Cleveland Museum of Art

Museum
Art
Families
Reflective
Curators

What we did

  • Concept and Visual Design

  • Interactive Prototype

  • 16 different multi-player games with over 1,000 artworks

  • New features including full body gesture, facial recognition, and gaze tracking

  • Immersive projection

  • Real-time blue tooth syncing to visitors’ personal devices

  • Over 70’ of immersive projection

  • 100% fully updatable via CMS

Price
> $1m
Timeline
> 1 Year

Project Intro

In the reinvented ARTLENS Exhibition, we asked visitors to interact with the foundational principles of what makes art art, and gain new understanding of their own subjectivity. By leveraging combinative use of sensors and a connected mobile app to present art of many mediums in a digital space, we created moments of simple fun and exploration that allowed viewers of all backgrounds to enjoy the art.

Visitor Experience

We use scale dynamically to create drama, engage visitors and help influence how they look at art throughout the museum. So they can apply the new tools they have learned.
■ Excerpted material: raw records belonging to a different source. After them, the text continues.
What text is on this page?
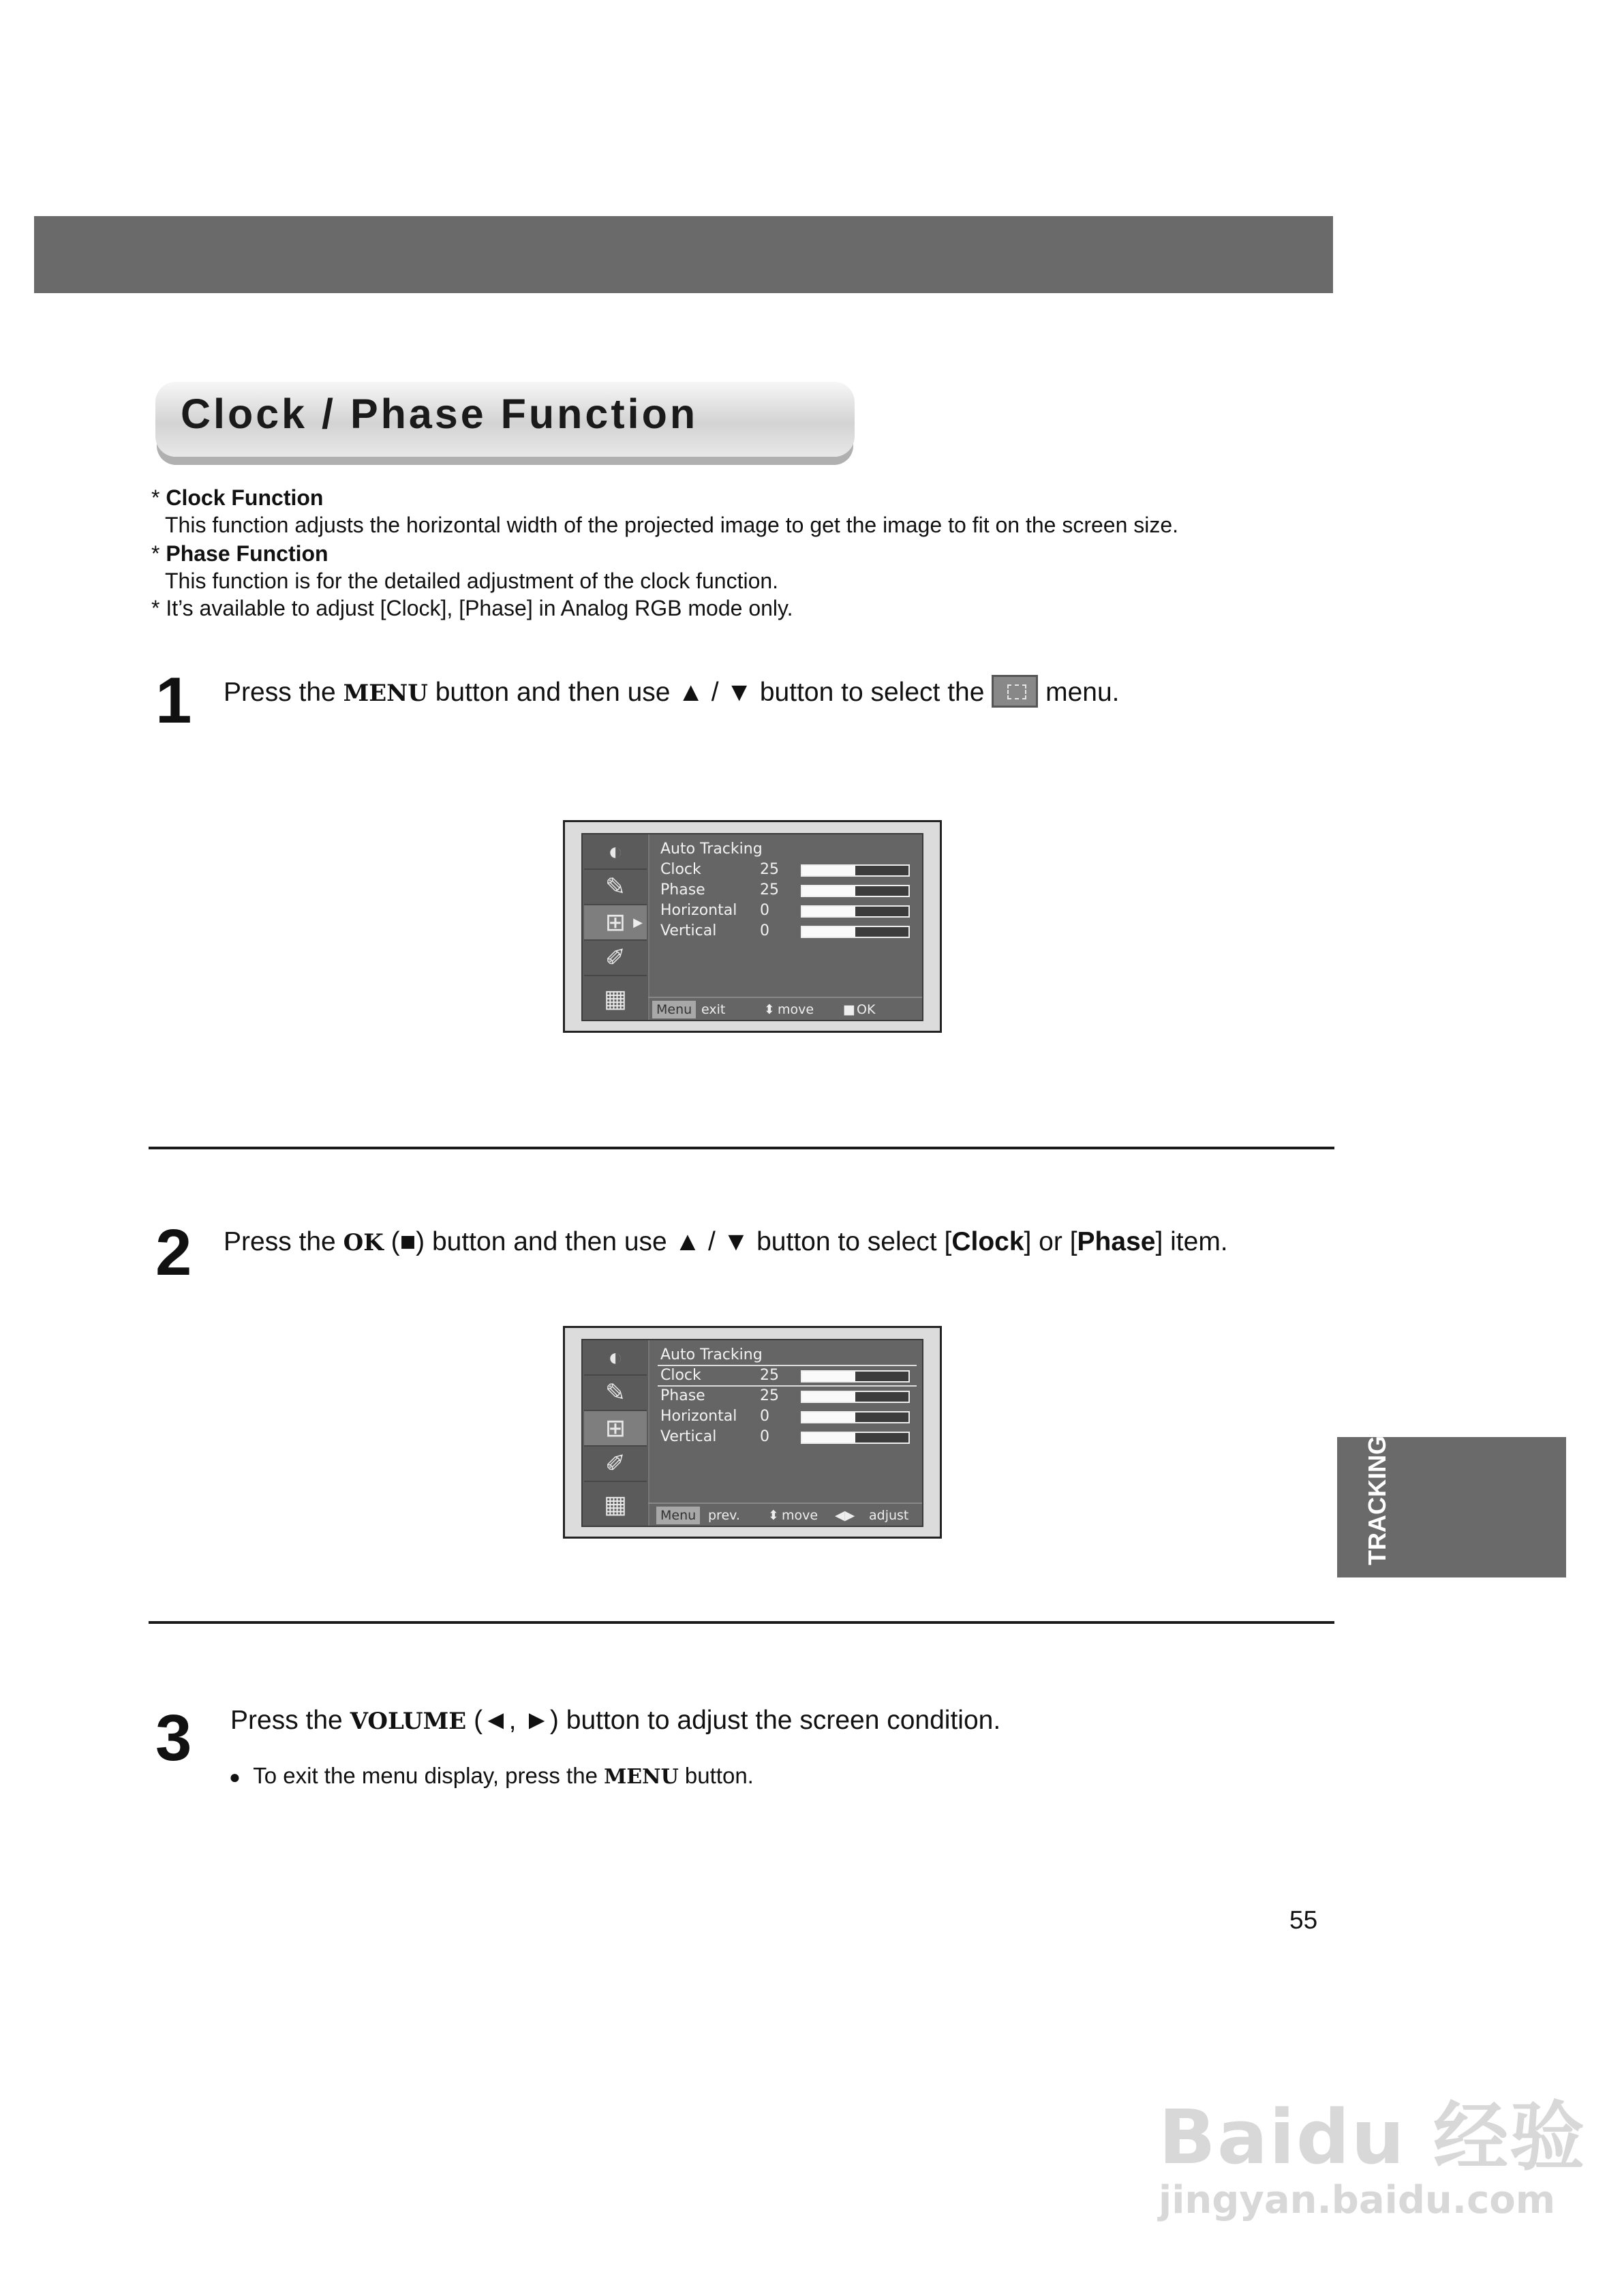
Clock / Phase Function
* Clock Function
This function adjusts the horizontal width of the projected image to get the image to fit on the screen size.
* Phase Function
This function is for the detailed adjustment of the clock function.
* It’s available to adjust [Clock], [Phase] in Analog RGB mode only.
1 Press the MENU button and then use ▲ / ▼ button to select the  menu.
◐
✎
⊞ ▶
✐
▦
Auto Tracking
Clock	25
Phase	25
Horizontal 0
Vertical	0
Menu exit	⬍ move ■ OK
2 Press the OK (■) button and then use ▲ / ▼ button to select [Clock] or [Phase] item.
◐
✎
⊞
✐
▦
Auto Tracking
Clock	25
Phase	25
Horizontal 0
Vertical	0
Menu prev. ⬍ move ◀▶ adjust
3 Press the VOLUME (◄, ►) button to adjust the screen condition.
● To exit the menu display, press the MENU button.
TRACKING
55
Baidu 经验
jingyan.baidu.com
By using large-scale digital projection to represent artworks, museum visitors are already placed into a physical relationship similar to their museum visit. Digital projection allows us to not only present very large works of art at scales that approach the original, but also allow us to magnify smaller artworks to larger than life scale, giving access to details that can be easily missed when the artwork is hanging behind glass.

Technical Approach

Projection necessitated another change: moving from a touch interface to sensing via human gesture and facial recognition. We found that visitors were most engaged when they could see themselves in relationship to the artworks.

Visitors’ physical actions in front of digital artworks align with their behavior in real galleries. They stand in front of artworks they are interested in, they point out features, they mimic expressions, they discuss the meanings of symbols, all in a similar context to encountering those artworks in the museum.